Через минуту в его руках появился довольно объемистый жестяной ящик. Беркутов открыл его. Деньги были тут. Он начал брать их из ящика и аккуратными пачками рассовывать по своим карманам. Скоро его карманы были набиты битком ими. В ящике, впрочем, он оставил еще порядочную пачку. Он пересчитал и ее. «Тридцать тысяч, — подумал он, — для Пересветова и этого будет вполне достаточно». Он снова опустил ящик на старое место, в яму, предварительно вложив туда вместе с остальными деньгами аккуратно сложенный, по-канцелярски, лист бумаги. Ящик он по-прежнему запорошил землею и сухими листьями.

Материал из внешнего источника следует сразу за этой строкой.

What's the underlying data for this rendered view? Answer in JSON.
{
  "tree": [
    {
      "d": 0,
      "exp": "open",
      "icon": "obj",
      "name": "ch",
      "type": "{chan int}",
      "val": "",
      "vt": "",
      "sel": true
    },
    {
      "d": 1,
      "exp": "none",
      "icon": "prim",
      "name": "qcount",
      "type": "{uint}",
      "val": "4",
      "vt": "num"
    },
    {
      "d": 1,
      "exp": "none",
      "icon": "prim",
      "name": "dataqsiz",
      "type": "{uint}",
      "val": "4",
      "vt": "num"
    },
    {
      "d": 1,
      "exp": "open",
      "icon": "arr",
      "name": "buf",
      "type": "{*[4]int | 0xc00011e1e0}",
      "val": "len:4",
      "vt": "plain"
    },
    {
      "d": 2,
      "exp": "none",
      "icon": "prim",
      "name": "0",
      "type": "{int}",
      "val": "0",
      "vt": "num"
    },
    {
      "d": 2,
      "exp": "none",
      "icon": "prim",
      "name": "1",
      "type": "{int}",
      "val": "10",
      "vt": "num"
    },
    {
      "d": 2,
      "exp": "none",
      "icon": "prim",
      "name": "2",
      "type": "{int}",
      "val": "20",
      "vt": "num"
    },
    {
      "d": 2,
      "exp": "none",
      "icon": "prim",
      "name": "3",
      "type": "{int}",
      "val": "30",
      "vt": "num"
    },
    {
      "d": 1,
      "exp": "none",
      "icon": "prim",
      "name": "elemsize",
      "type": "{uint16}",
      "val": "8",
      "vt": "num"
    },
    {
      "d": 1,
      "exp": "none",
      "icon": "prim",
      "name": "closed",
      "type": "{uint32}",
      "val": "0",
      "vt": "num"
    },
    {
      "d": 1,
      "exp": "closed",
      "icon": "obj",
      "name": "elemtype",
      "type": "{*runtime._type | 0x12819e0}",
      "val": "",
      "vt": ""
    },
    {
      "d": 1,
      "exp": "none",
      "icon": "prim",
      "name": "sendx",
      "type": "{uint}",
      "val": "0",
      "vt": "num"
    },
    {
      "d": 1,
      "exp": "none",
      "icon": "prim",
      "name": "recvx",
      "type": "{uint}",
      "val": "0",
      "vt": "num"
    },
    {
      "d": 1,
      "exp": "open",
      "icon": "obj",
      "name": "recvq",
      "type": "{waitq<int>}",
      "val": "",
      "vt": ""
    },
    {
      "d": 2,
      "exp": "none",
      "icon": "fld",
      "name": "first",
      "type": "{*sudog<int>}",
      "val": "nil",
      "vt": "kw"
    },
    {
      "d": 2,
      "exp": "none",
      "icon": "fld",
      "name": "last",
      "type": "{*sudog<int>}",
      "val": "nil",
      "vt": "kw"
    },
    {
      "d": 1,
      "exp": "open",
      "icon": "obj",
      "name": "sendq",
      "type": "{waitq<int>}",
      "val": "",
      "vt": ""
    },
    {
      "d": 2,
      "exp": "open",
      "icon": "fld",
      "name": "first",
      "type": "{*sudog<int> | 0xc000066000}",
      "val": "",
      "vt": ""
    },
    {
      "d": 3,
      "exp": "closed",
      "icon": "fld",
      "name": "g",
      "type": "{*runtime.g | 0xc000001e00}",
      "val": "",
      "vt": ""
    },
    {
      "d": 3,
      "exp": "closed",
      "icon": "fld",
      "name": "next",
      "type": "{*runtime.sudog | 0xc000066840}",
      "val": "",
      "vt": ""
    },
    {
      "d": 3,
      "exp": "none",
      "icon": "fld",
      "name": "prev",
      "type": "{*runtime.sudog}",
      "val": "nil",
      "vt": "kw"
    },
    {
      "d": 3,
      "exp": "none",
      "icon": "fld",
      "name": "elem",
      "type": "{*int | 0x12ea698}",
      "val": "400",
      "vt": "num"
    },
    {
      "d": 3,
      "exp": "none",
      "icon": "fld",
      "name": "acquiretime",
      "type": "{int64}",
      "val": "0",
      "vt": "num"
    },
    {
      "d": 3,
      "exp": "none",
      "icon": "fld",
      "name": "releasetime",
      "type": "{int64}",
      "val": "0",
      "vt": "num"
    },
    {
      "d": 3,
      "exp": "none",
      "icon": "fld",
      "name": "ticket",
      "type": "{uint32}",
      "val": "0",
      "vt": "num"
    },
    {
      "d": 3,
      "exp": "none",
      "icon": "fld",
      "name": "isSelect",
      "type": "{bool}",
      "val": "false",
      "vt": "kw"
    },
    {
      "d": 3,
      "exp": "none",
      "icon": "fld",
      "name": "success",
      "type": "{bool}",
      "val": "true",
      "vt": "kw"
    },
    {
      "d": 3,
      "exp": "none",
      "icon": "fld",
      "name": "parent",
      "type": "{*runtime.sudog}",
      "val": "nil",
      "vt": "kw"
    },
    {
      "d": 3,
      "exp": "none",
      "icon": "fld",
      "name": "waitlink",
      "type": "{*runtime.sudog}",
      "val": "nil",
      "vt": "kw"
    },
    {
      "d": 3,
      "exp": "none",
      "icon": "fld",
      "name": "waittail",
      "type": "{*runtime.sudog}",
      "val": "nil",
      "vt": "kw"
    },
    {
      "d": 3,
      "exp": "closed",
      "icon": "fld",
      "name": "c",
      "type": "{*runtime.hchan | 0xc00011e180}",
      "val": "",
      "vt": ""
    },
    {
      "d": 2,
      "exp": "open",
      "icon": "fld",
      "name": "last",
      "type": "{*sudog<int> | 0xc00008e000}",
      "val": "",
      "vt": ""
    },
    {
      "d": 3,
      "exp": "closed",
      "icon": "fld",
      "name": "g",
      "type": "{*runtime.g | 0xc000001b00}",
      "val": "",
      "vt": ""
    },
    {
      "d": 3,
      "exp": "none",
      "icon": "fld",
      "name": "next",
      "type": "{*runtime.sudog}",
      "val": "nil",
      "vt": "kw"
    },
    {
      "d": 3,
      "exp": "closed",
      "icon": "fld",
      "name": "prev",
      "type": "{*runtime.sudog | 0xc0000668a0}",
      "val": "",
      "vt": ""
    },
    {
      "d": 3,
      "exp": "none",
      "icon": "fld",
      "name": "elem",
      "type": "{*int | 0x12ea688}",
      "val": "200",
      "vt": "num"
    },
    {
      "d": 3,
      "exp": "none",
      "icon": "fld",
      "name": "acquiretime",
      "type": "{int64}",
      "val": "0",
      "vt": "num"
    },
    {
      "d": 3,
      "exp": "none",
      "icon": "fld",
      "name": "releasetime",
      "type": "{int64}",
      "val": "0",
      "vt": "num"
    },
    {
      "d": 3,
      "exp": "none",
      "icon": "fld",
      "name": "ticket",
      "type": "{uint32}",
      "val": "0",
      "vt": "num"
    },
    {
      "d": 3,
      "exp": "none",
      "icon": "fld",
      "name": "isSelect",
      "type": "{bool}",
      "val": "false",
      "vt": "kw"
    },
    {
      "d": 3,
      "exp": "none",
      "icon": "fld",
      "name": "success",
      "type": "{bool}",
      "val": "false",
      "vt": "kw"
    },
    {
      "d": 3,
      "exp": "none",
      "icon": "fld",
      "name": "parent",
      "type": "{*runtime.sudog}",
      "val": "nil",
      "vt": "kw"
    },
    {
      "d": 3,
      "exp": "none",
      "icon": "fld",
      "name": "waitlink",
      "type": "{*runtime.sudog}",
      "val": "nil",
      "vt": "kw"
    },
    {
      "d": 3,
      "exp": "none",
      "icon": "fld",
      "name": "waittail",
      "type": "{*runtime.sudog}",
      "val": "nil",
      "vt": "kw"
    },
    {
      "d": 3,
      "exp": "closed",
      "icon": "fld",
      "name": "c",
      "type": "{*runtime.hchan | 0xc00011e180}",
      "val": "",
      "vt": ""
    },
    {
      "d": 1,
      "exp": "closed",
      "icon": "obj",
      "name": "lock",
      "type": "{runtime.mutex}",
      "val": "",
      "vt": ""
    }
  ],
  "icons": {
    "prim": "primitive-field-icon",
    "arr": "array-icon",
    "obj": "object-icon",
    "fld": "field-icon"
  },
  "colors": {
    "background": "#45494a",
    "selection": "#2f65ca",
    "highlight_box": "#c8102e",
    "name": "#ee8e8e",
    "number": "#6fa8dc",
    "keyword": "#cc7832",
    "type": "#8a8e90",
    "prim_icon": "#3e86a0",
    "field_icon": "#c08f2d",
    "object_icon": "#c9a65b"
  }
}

После этого он сел в седло и тихо поехал вон из леса под моросившим дождем. По дороге ему внезапно пришло в голову заехать на минуту к Пересветову. В его распоряжении было около часа. Ему даже казалось, что заехать весьма полезно. Он тронул лошадь. У крыльца пересветовского дома он привязал лошадь к железному кольцу и вошел в дом. В прихожей его встретила Аннушка.
— Валерьян Сергеич дома? — спросил он ее и, не скидая пальто, прошел в столовую.
Пересветов сидел у стола и ужинал холодной бараниной. При входе Беркутова он поднялся на долговязые ноги.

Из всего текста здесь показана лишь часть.